HEAT VISION

How Early 'Avengers' Screening Influenced 'Spider-Man: Far From Home'

Tom Holland and more detail the emotional stakes to the 'Endgame' followup.
Tom Holland at Wednesday's 'Spider-Man: Far From Home' premiere in Hollywood   |   Gregg DeGuire/WireImage
Tom Holland and more detail the emotional stakes to the 'Endgame' followup.

The Spider-Man: Far From Home team faced an unusual challenge.

It had to follow Avengers: Endgame, a film that has become the second-biggest movie of all time. It had to chart a course for the Marvel Cinematic Universe following the death of Iron Man (Robert Downey Jr.). And it had to do it all without the Far From Home team seeing Endgame until late in the process, due to the films coming out just months apart.

Screenwriters Chris McKenna and Erik Sommers were informed early on about two big revelations from Endgame: that Downey's Tony Stark would die, and that the film would take place after a five-year time jump that saw the deaths of Infinity War reversed. These were tough issues to work through, and the duo spent days debating them. For instance: If you were snapped away in a plane and are then were snapped back, would you re-appear in mid-air? What's it like if you're a teen who was snapped and suddenly your little brother is older than you?

"We had so many conversations," McKenna told The Hollywood Reporter at Wednesday's premiere at the TCL Chinese Theater. "If half of life in the universe was snapped does that include pets? E.coli?"

Spider-Man actor Tom Holland does the emotional heavy lifting in Far From Home, which sees him mourning the loss of his mentor Tony Stark after the hero sacrificed his life to defeat Thanos (Josh Brolin). 

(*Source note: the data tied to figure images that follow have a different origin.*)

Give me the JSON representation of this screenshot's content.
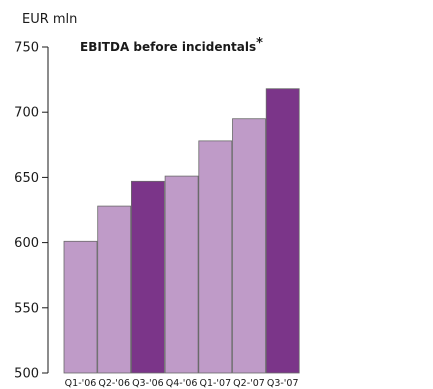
{
  "chart_data": {
    "type": "bar",
    "title": "EBITDA before incidentals",
    "title_marker": "*",
    "ylabel": "EUR mln",
    "xlabel": "",
    "categories": [
      "Q1-'06",
      "Q2-'06",
      "Q3-'06",
      "Q4-'06",
      "Q1-'07",
      "Q2-'07",
      "Q3-'07"
    ],
    "values": [
      601,
      628,
      647,
      651,
      678,
      695,
      718
    ],
    "highlighted": [
      false,
      false,
      true,
      false,
      false,
      false,
      true
    ],
    "ylim": [
      500,
      750
    ],
    "yticks": [
      "500",
      "550",
      "600",
      "650",
      "700",
      "750"
    ],
    "grid": false,
    "legend": "none",
    "colors": {
      "bar": "#bf9bc8",
      "bar_highlight": "#7b3589",
      "bar_stroke": "#6a6a6a"
    }
  }
}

"I was there on his last day [on Endgame]," Holland told THR. "I was there for his last shot. It was a very emotional day. He has been such a good role model to me for the last five years. … He's a dear friend of mine and he will be missed."

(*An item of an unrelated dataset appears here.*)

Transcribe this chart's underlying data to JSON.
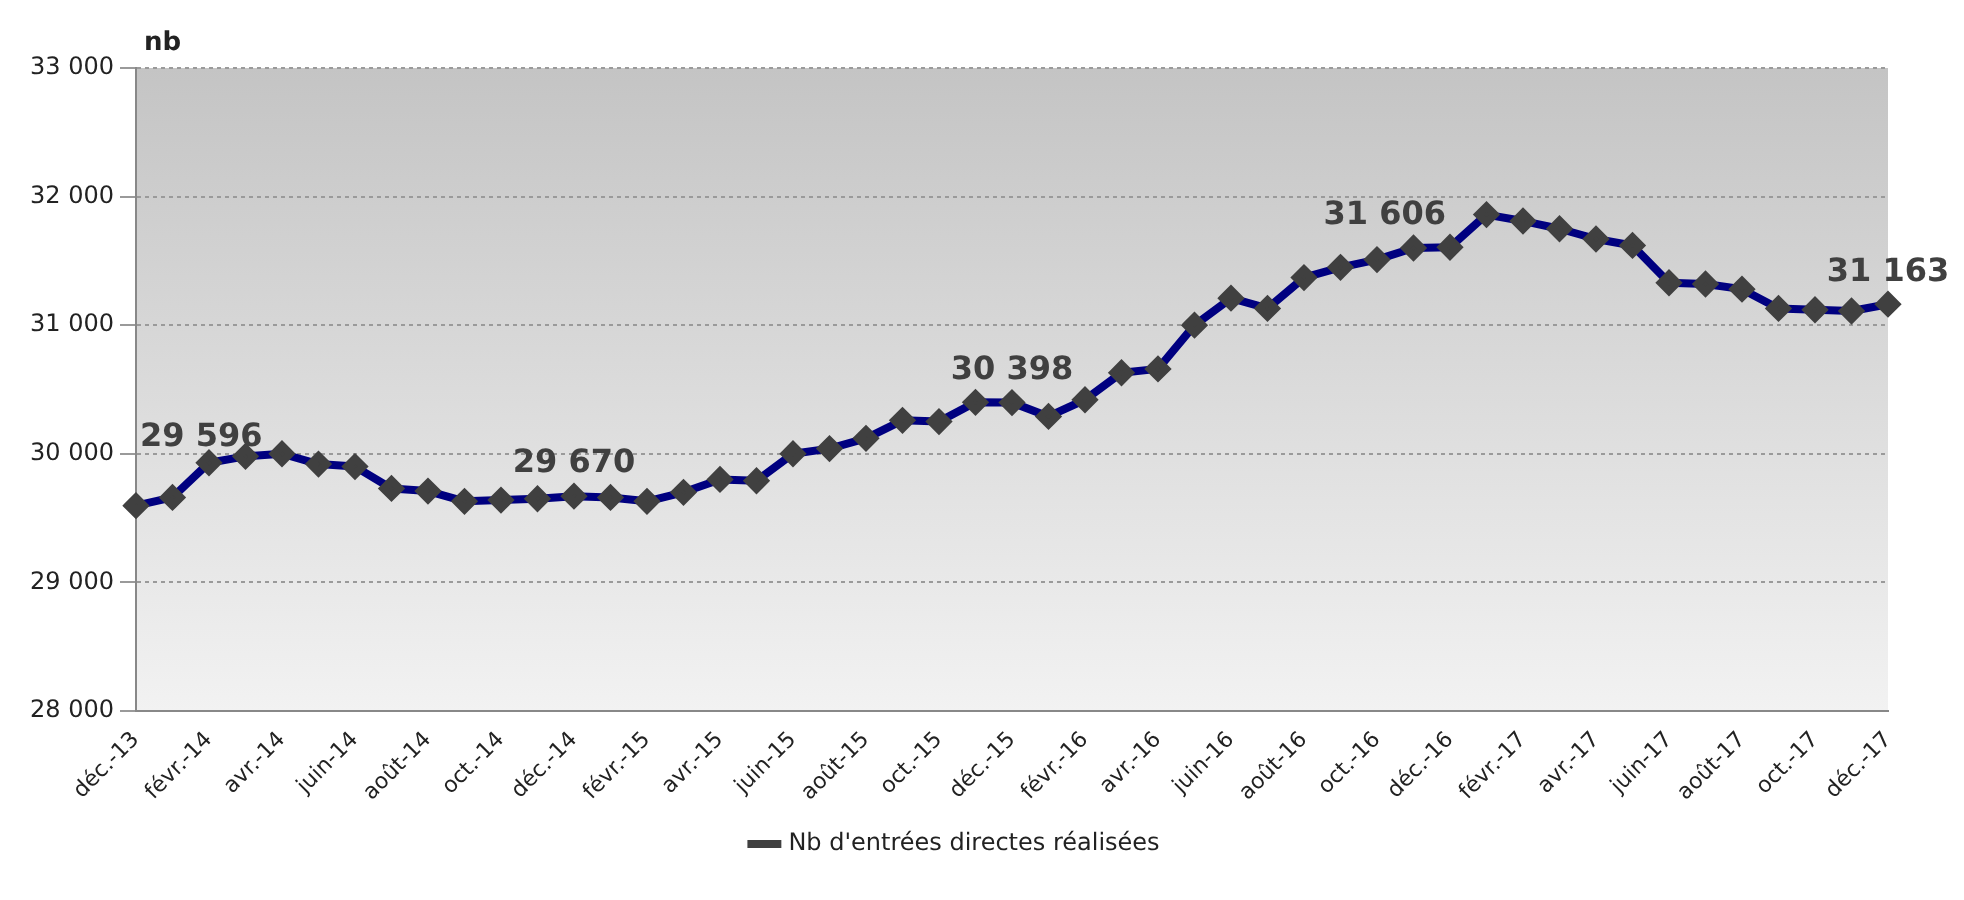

Not everyone on Far From Home knew the main beats of Endgame, which led to some late adjustments.

"They did show us Endgame early, but way into the process on this film," says Dan Lebental, who edited Far From Home with Leigh Folsom Boyd. "At a certain point we had our conceptions of what Endgame was, but then I saw it. 'OK. We need to make a few adjustments.'"

Boyd had assumed that everyone had died, not just Tony and Black Widow (Scarlett Johansson). 

"We did have to adjust it to feel light, and then it became, really make it the father-son connection between Tony Stark and Peter," said Lebental.

Sony, which produced Far From Home with Marvel Studios, has found big successes with its Spider-Man universe as of late. October's Venom, starring Tom Hardy, overperformed with $855 million globally, while December's animated Spider-Man: Into the Spider-Verse earned an animation Oscar. It has the spinoff Morbius, starring Jared Leto, currently shooting and out next year.

"It is certainly one of the crown jewels," Sony film chief Tom Rothman told THR. "The thing we've been excited about recently at Sony is Spider-Man has become part of a larger universe for us."

Spider-Man: Far From Home opens July 2.